Jill Trent, Science Detective, was a Kickstarter project that included this new Jill Trent comic with five different stories by five different teams of writers and artists. Backers also received a PDF of the original Jill Trent comics from the 40’s which have recently fallen into, or perhaps been elevated into, public domain. I haven’t read those yet.
I supported this Kickstarter because I teach high school engineering and I like comics. The big push in STEM education (science, technology, engineering, and math) is to get girls excited about such things. Of my 25 level-one engineering students last year, one of them was a girl. School-wide, in grades 9-12, we have two. So I’m aware of the situation. And I thought maybe the Jill Trent comics, both old and new, could somehow be used as marketing for our engineering program. And, as I said, I like comics.
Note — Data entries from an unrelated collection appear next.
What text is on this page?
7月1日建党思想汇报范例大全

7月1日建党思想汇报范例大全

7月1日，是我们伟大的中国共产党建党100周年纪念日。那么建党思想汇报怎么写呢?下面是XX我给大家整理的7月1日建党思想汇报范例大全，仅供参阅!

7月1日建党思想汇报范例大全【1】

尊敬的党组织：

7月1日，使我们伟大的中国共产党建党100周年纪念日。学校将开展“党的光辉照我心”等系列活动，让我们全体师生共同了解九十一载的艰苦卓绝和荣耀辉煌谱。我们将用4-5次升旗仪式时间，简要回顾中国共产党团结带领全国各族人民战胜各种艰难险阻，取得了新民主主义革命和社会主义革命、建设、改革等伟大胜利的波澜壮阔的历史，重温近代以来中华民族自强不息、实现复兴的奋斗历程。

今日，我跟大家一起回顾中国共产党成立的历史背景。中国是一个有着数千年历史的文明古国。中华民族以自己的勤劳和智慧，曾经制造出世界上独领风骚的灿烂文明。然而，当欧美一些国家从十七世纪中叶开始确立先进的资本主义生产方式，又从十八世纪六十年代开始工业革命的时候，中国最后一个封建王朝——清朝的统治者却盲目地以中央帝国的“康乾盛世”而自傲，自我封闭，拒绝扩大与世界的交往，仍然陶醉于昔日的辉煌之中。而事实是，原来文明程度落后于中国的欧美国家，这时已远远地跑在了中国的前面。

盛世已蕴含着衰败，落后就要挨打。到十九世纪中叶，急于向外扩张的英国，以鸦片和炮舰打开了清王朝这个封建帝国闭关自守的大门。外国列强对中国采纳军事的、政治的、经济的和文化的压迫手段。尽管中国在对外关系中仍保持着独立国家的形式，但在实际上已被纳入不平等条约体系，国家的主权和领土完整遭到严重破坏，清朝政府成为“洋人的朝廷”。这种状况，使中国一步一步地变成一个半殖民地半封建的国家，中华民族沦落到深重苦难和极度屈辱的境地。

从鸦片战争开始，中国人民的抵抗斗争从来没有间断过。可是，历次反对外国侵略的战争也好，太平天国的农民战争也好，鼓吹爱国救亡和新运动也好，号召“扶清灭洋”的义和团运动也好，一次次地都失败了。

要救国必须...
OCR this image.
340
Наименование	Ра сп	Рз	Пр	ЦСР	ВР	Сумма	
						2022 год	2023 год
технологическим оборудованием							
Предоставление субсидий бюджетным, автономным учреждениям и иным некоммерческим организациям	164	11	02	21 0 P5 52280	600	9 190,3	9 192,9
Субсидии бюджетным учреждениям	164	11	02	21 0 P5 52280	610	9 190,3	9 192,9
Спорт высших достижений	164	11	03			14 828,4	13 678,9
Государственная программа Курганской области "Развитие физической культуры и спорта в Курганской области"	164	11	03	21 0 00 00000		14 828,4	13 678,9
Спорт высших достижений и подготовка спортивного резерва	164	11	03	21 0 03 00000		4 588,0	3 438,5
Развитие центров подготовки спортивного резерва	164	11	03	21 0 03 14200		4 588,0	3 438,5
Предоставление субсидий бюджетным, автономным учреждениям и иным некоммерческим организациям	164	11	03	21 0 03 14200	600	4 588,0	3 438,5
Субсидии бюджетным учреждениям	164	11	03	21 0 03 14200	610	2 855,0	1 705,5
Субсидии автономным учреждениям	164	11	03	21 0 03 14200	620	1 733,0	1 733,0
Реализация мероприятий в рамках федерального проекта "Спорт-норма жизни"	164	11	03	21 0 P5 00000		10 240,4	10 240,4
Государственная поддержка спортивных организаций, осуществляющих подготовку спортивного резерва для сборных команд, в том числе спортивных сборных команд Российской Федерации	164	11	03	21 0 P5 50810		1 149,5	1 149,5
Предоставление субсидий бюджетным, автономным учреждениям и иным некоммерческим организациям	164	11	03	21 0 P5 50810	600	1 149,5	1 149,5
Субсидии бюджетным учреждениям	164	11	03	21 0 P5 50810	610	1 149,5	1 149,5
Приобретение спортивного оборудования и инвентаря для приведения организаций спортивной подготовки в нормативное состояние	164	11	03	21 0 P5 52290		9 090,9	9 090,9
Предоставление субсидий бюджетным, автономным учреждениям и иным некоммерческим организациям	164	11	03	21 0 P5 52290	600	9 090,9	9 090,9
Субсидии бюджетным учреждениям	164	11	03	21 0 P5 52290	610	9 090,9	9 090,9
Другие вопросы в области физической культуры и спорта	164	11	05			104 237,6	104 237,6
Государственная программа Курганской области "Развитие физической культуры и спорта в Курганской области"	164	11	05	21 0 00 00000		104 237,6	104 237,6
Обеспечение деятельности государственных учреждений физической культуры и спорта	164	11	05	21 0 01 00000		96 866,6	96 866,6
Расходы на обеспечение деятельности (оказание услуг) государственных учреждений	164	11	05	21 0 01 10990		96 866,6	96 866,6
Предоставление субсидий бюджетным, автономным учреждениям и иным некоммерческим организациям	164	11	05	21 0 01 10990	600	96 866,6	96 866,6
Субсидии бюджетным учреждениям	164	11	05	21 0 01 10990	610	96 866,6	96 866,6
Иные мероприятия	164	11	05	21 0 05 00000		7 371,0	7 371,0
As with any collection of stories like this, you’re going to find some things you like, and some you don’t. I’ve said before that I’m hard to please when it comes to short comic stories. Four pages is not enough for me; I generally want more. But if these stories are sometimes too quick for me, they are all smart and clever and earnest in the way they give us two intelligent and powerful butt-kicking women who show girls especially, the power and fun of science. It’s great that each story is so different. This book includes a dark futuristic tale, a giant monster story, an Indiana Jones homage, a robot love story, and an old fashion mystery. The artwork is as varied as the stories, and each artist perfectly (not hyperbole–I really mean it) matches his artwork to the tone of the story being illustrated. And maybe coolest of all, Jill Trent and her sidekick Daisy Smyth are as varied as the rest of this book is. In each story Jill and Daisy are re-imagined in a variety of races, hair styles, and body types.
What makes this book tricky for me as a high school teacher is that in most of these stories Jill and Daisy are a couple. And in a small town Missouri school, it’s been my experience that reading to a class a short story in which the protagonist has two dads (and two moms) (I’m looking at you Mr. Crutcher), or even just discussing the national day of silence, can lead to parent phone calls and teacher visits with administrators. This is a shame. So I have to ask myself as a teacher, is making this comic available in my classroom worth the possible trouble? Maybe a bit. I have no problem that Jill and Daisy are gay. So it’s too bad I will be less likely to share this book as a result. And I know that’s on me; it’s one of those tricky decisions a teacher has to make. That’s all worth a longer discussion somewhere, but not here today.
My point today is to say that Jill Trent, Science Sleuth is great fun. Maybe you’re not a person who is trying to get girls interested in science, and really, don’t you think you should be. Maybe you just like comics. Either way, I’d recommend that you head over to Superdames and pick up a copy of Jill Trent.